Simon left Monica at the theatre and went back to his hotel to receive a purely negative report from a discouraged Hoppy Uniatz. Hoppy had spent the afternoon circulating among various pool halls and saloons where he had old acquaintances, and where Sammy the Leg was also known. That his peregrinations had done little to satisfy his chronic thirst for bourbon was understandable; the distilling industry had been trying in vain to cope with that prodigious appetite for years.
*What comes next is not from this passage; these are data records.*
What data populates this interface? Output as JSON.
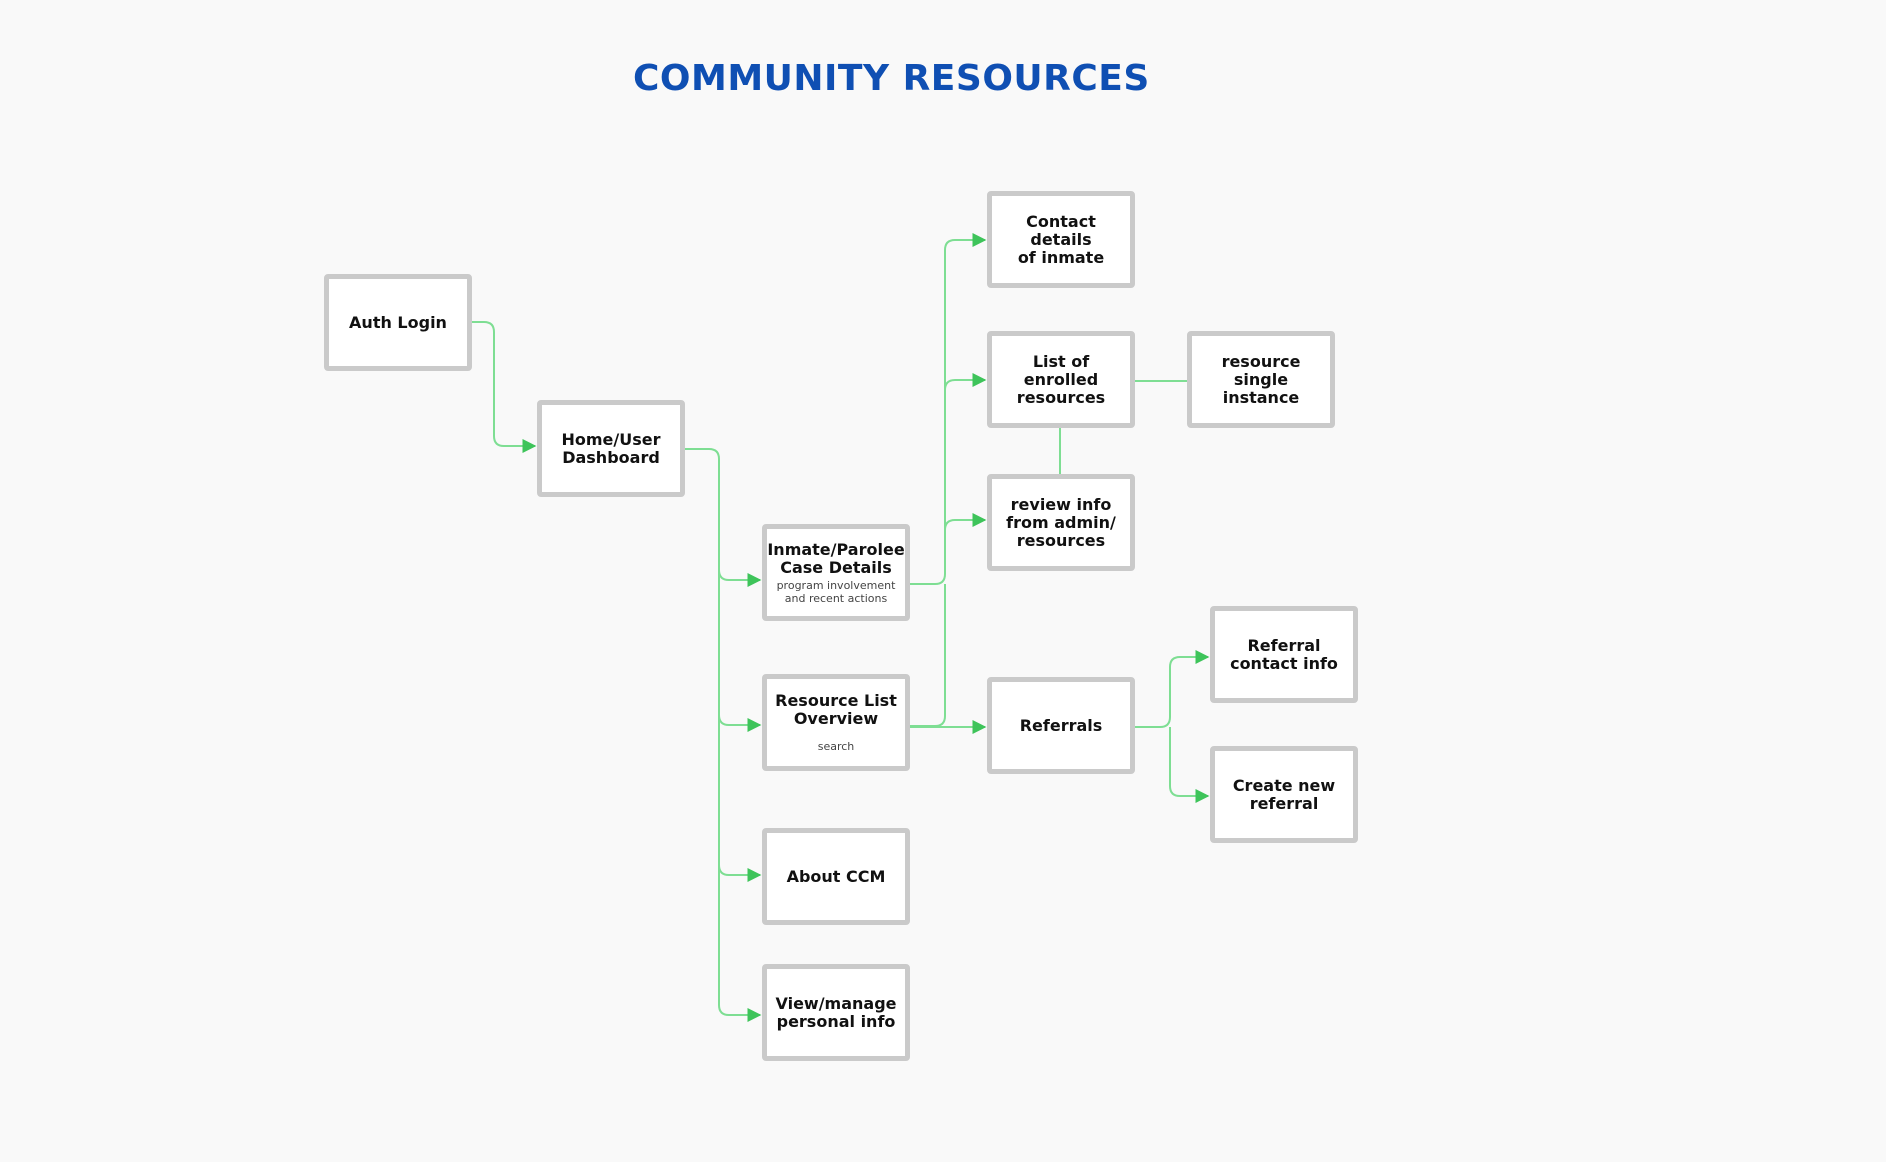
{
  "title": "COMMUNITY RESOURCES",
  "colors": {
    "title": "#0f4fb3",
    "connector": "#7ede93",
    "arrowhead": "#3ec45a",
    "node_border": "#cacaca"
  },
  "nodes": {
    "auth_login": {
      "label": "Auth Login"
    },
    "home_dashboard": {
      "label": "Home/User\nDashboard"
    },
    "case_details": {
      "label": "Inmate/Parolee\nCase Details",
      "sub": "program involvement\nand recent actions"
    },
    "resource_list": {
      "label": "Resource List\nOverview",
      "sub": "search"
    },
    "about_ccm": {
      "label": "About CCM"
    },
    "personal_info": {
      "label": "View/manage\npersonal info"
    },
    "contact_details": {
      "label": "Contact details\nof inmate"
    },
    "enrolled_resources": {
      "label": "List of enrolled\nresources"
    },
    "review_info": {
      "label": "review info\nfrom admin/\nresources"
    },
    "resource_instance": {
      "label": "resource single\ninstance"
    },
    "referrals": {
      "label": "Referrals"
    },
    "referral_contact": {
      "label": "Referral\ncontact info"
    },
    "create_referral": {
      "label": "Create new\nreferral"
    }
  }
}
But that his thirst for information had been unslaked by as much as one drop of news was a more baffling phenomenon.

Sammy the Leg had been seen in none of his usual haunts, and none of his dearest cronies had heard either of or from him. Nor had rumour any theories to advance. He had not been reported dead, sick, drunk, in love, in hiding, or departed from town. He had simply dropped out of the local scene, without a word or a hint to anyone.

“I don’t get it, boss,” Mr Uniatz summed up, confirming his earlier conclusion.

Simon rescued the bottle from which Hoppy was endeavouring to fill some of the vacua which had defied the best efforts of Chicago’s bar-tenders, and poured himself a modest portion.

“We now have,” he said, “a certain problem.”

“Dat’s right, boss,” Hoppy agreed.

He waited hopefully for the solution, experience having taught him that it was no use trying to compete with the Saint in such flights of speculation. A man without intellectual vanity, he was content to leave such scintillations to nimbler minds. Also this saved overloading his own brain, a sensitive organ under its osseous overcoat.

“The question is, who knows how much about what?” said the Saint. ‘‘If anyone at that cocktail party is connected with the King of the Beggars, I might as well walk barefooted into a den of rattlesnakes as show up to claim my reservation at the Elliott Hotel. But by the same token, if I don’t show up, I’m announcing that I have reasons not to — which may be premature.”

“Yeah,” Hoppy concurred, with the first symptoms of headache grooving his brow.

“On the other hand,” Simon answered himself, “if the ungodly are expecting me tomorrow, they won’t be expecting me tonight, and this might be a chance to keep them off balance while I case the joint.”